Carte blanche à Eric WOERTH – Ancien ministre, Président de la Commission des Finances de l’Assemblée Nationale
Eric Woerth a commencé par rappeler que la question de la fiscalisation, et plus spécifiquement celle des grandes entreprises du numérique, est un phénomène majeur car l’économie d’aujourd’hui échappe à certaines règles nouvelles de fiscalité comme la publicité en ligne ou l’intermédiation de services. Selon lui, « notre système fiscal ne correspond plus bien à la situation d’aujourd’hui » et « il est intuitif de penser aujourd’hui que les acteurs de l’économie numérique payent moins d’impôts que les autres en fonction de la valeur ajoutée générée ». En effet, selon la Commission européenne le taux moyen d’imposition des GAFA est de 9 % en moyenne en Europe, contre 23 % pour la moyenne des sociétés. Il a déploré le fait qu’il y a des détournements de profits qui reposent sur des évasions et optimisations fiscales tout en indiquant qu’il existe une « zone grise » entre ces deux pratiques. La fiscalisation des grands acteurs du numérique lui semble ainsi nécessaire dans la mesure où ces acteurs sont des entreprises très puissantes, qui ont une puissance parfois plus forte que des Etats eux-mêmes, et une puissance tant financière que juridique ou d’influence.
A cet égard, Eric Woerth estime qu’il y a de vraies questions d’éthique qui se posent et que les créateurs de ces acteurs du numérique ont été dépassés par le succès de leur entreprise, à un point tel que leur capacité d’éthique n’est plus à la hauteur de leur puissance. En découlent alors des questions claires de souveraineté qui poussent chefs d’Etat et fondateurs d’entreprises du numérique à discuter et faire évoluer leurs discussions.
L’ancien ministre a expliqué que les systèmes d’imposition s’appliquent traditionnellement surtout aux bénéfices. Mais que faire avec des start-up qui réalisent des niveaux de chiffre d’affaires importants, tout en restant en perte comptable ? Aujourd’hui, pour les grandes entreprises du numérique il n’est plus possible de déterminer là où elles doivent être taxées à cause de « l’immatériel ». Par ailleurs, il a précisé que cette question ne touche pas uniquement les GAFA mais aussi les commerces de proximité et donc tous les échanges, la désertification des centres villes au profit du commerce en ligne où l’inégalité fiscale est très forte notamment avec le foncier.

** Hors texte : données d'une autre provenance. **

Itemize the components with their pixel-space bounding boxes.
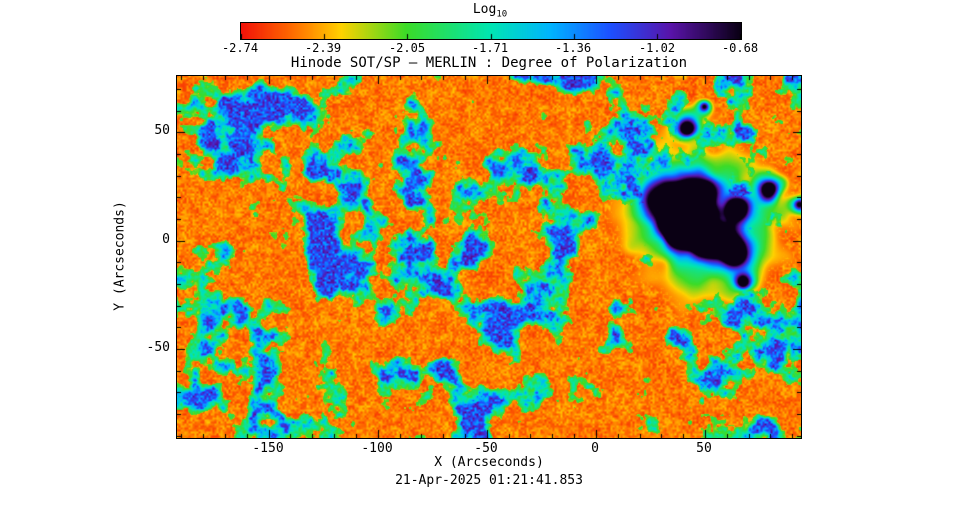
y-tick-label: -50 [146,340,170,355]
colorbar-tick-label: -1.36 [554,41,592,55]
timestamp: 21-Apr-2025 01:21:41.853 [395,473,583,488]
x-tick-label: -50 [474,441,498,456]
x-tick-label: -150 [252,441,284,456]
polarization-heatmap [176,75,802,439]
colorbar-tick-label: -0.68 [721,41,759,55]
y-tick-label: 0 [162,232,170,247]
x-tick-label: 0 [591,441,599,456]
x-tick-label: -100 [361,441,393,456]
colorbar [240,22,742,40]
colorbar-tick-label: -2.39 [304,41,342,55]
colorbar-label: Log10 [430,2,550,20]
colorbar-tick-label: -1.02 [638,41,676,55]
colorbar-tick-label: -2.74 [221,41,259,55]
y-tick-label: 50 [154,123,170,138]
x-axis-label: X (Arcseconds) [434,455,544,470]
colorbar-label-main: Log [472,2,497,17]
colorbar-label-sub: 10 [496,9,508,20]
x-tick-label: 50 [696,441,712,456]
plot-title: Hinode SOT/SP — MERLIN : Degree of Polar… [290,55,688,71]
colorbar-tick-label: -2.05 [388,41,426,55]
y-axis-label: Y (Arcseconds) [112,201,128,311]
colorbar-tick-label: -1.71 [471,41,509,55]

Eric Woerth est également revenu sur la proposition française de taxe numérique provisoire qu’il estime assez brutale, rustique, pas idéale, tardive mais pas moins nécessaire. Nécessaire notamment car les discussions sur ce sujet prennent beaucoup de temps : à l’échelle européenne car les règles de l’unanimité pour les questions fiscales sont sources de blocages, et à l’échelle internationale via l’OCDE car « c’est de l’international, cela prend du temps par définition ». Ainsi, il se félicite que « la France montre le chemin » et qu’elle soit un peu « l’éclaireur » pour que « les entreprises du numérique aient une fiscalité qui ne soit plus une fiscalité négociée », du moins jusqu’à trouver une solution globale à l’échelle de l’OCDE afin de « faire évoluer de façon majeure le système fiscal mondial et de mieux répartir les bénéfices ». A cet égard, il a indiqué que l’OCDE souhaite une nouvelle répartition des bases de l’impôt sur les sociétés et que les règles traditionnelles soient abandonnées au profit de la règle du pays de consommation car « c’est la consommation qui fait la valeur ajoutée ». Il reconnaît toutefois les éléments de blocage dans ces discussions internationales. Notamment, car il y existe un risque majeur selon lui pour nos finances publiques et qu’il n’y a pas de chiffres concrets car ni l’administration fiscale française ni l’OCDE n’ont mesuré le risque que ça ferait prendre à nos pays. En outre, les Etats-Unis et la Chine n’ont pas la même vision de globalisation du monde et il y a un désalignement entre ces pays notamment sur la question du pays de consommation. Il considère que l’Union européenne est donc « à la croisée des chemins », et que c’est maintenant qu’il faut donc faire preuve de vigilance pour ne pas subir et avoir une ligne de route dynamique pour peser au sein de l’OCDE. « J’appelle les autorités françaises et européennes à regarder tout cela de près et à ne pas laisser les choses s’enclencher sans être sûr, parce que la fiscalité est une question de souveraineté » a-t-il conclu.